Li CX et al. 2006. Delivery of RNA interference (review). Cell Cycle 5:18, 2103-2109.
Mocellin S., and Provenzano M. 2004. RNA interference: learning gene knock-down from cell
physiology (Review). Journal of Translational Medicine 2:39.
Paddison PJ. 2008. RNA interference in mammalian cell systems. Springer-Verlag
Schepers U. 2005. RNA interference in practice.
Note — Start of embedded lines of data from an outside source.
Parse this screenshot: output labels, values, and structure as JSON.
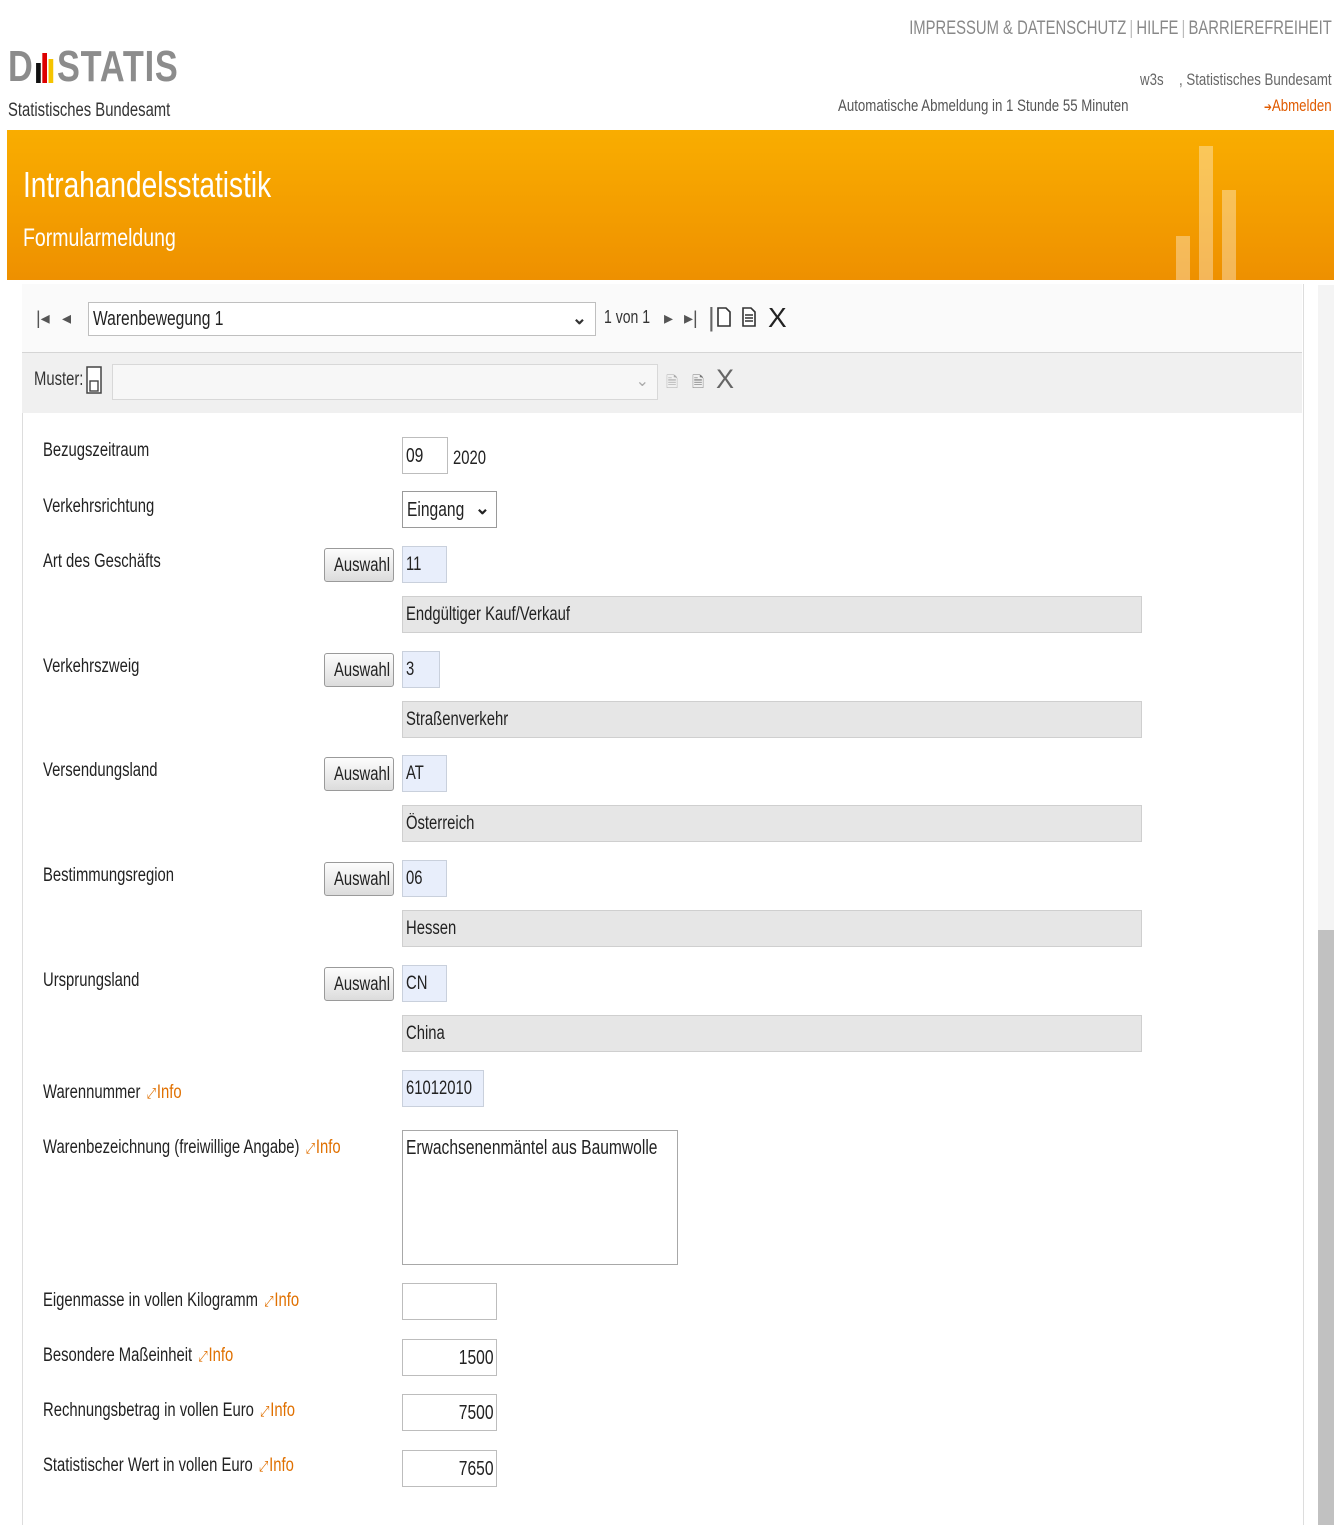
{
  "header": {
    "logo_left": "D",
    "logo_right": "STATIS",
    "logo_sub": "Statistisches Bundesamt",
    "links": [
      "IMPRESSUM & DATENSCHUTZ",
      "HILFE",
      "BARRIEREFREIHEIT"
    ],
    "user_id": "w3s",
    "user_org": ", Statistisches Bundesamt",
    "logout_note": "Automatische Abmeldung in 1 Stunde 55 Minuten",
    "logout_label": "Abmelden",
    "logout_arrow": "➔"
  },
  "banner": {
    "title": "Intrahandelsstatistik",
    "subtitle": "Formularmeldung"
  },
  "navigation": {
    "selected": "Warenbewegung 1",
    "count": "1 von 1"
  },
  "muster": {
    "label": "Muster:",
    "value": ""
  },
  "form": {
    "bezugszeitraum": {
      "label": "Bezugszeitraum",
      "month": "09",
      "year": "2020"
    },
    "verkehrsrichtung": {
      "label": "Verkehrsrichtung",
      "value": "Eingang"
    },
    "select_button": "Auswahl",
    "info_label": "Info",
    "rows": [
      {
        "label": "Art des Geschäfts",
        "code": "11",
        "description": "Endgültiger Kauf/Verkauf"
      },
      {
        "label": "Verkehrszweig",
        "code": "3",
        "description": "Straßenverkehr"
      },
      {
        "label": "Versendungsland",
        "code": "AT",
        "description": "Österreich"
      },
      {
        "label": "Bestimmungsregion",
        "code": "06",
        "description": "Hessen"
      },
      {
        "label": "Ursprungsland",
        "code": "CN",
        "description": "China"
      }
    ],
    "warennummer": {
      "label": "Warennummer",
      "value": "61012010"
    },
    "warenbezeichnung": {
      "label": "Warenbezeichnung (freiwillige Angabe)",
      "value": "Erwachsenenmäntel aus Baumwolle"
    },
    "eigenmasse": {
      "label": "Eigenmasse in vollen Kilogramm",
      "value": ""
    },
    "masseinheit": {
      "label": "Besondere Maßeinheit",
      "value": "1500"
    },
    "rechnungsbetrag": {
      "label": "Rechnungsbetrag in vollen Euro",
      "value": "7500"
    },
    "statistischer_wert": {
      "label": "Statistischer Wert in vollen Euro",
      "value": "7650"
    }
  },
  "colors": {
    "accent": "#f5a300",
    "link": "#e07000",
    "code_field": "#e8eefb",
    "desc_field": "#e6e6e6"
  }
}
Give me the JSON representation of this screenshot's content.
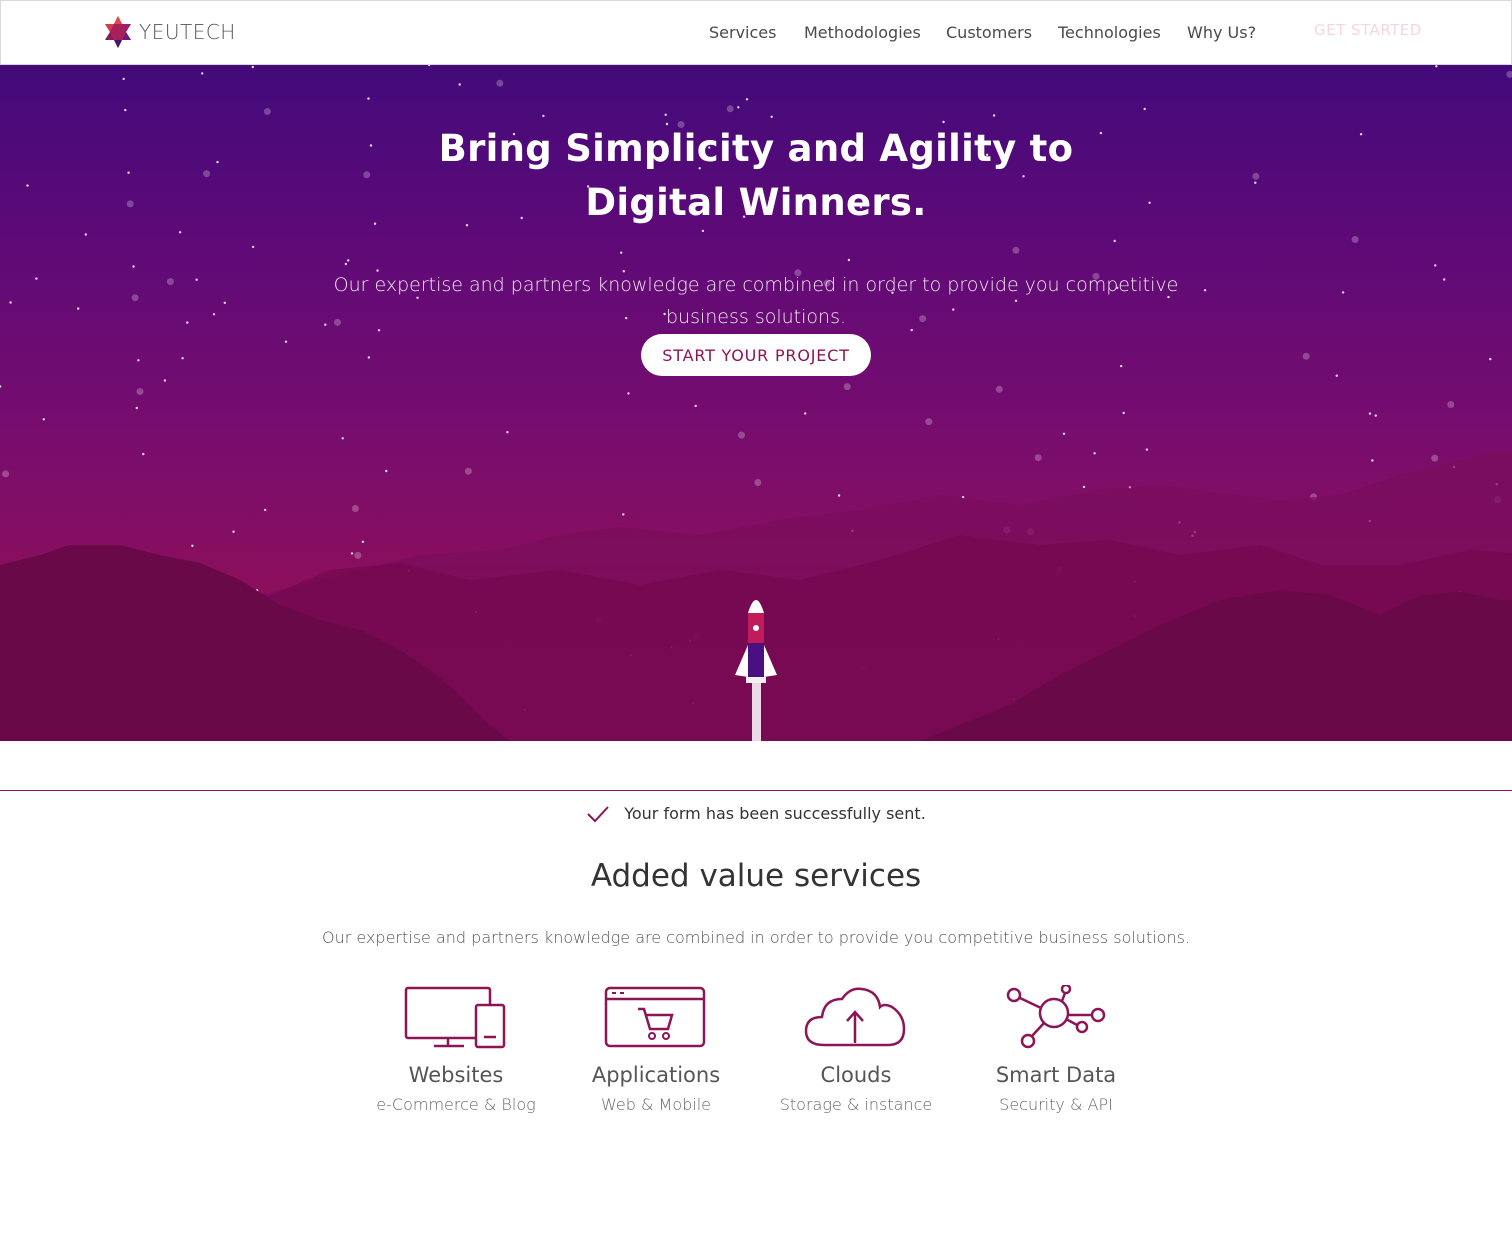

WILEY-VCH Verlag GmbH & Co. KGaA,
Scherr M., Steinmann D., and Eder M. 2004. RNA interference (RNAi) in hematology.
Ann Hematol 83:1–8
Schyth BD. 2008. Review paper: RNAi-mediated gen silencing in fishes?. Journal of
Fish Biology (2008) 72, 1890–1906 doi:10.1111/j.1095-8649.2008.01819.x,
available online at http://www.blackwell-synergy.com
Sidahmed AME and Wilkie B. 2010. Endogenous antiviral mechanisms of RNA interference: a
comparative biology perspective. Edited by Wei-Ping Min and Thomas Ichim In RNA
Interference From Biology to Clinical Applications. Human press. New York.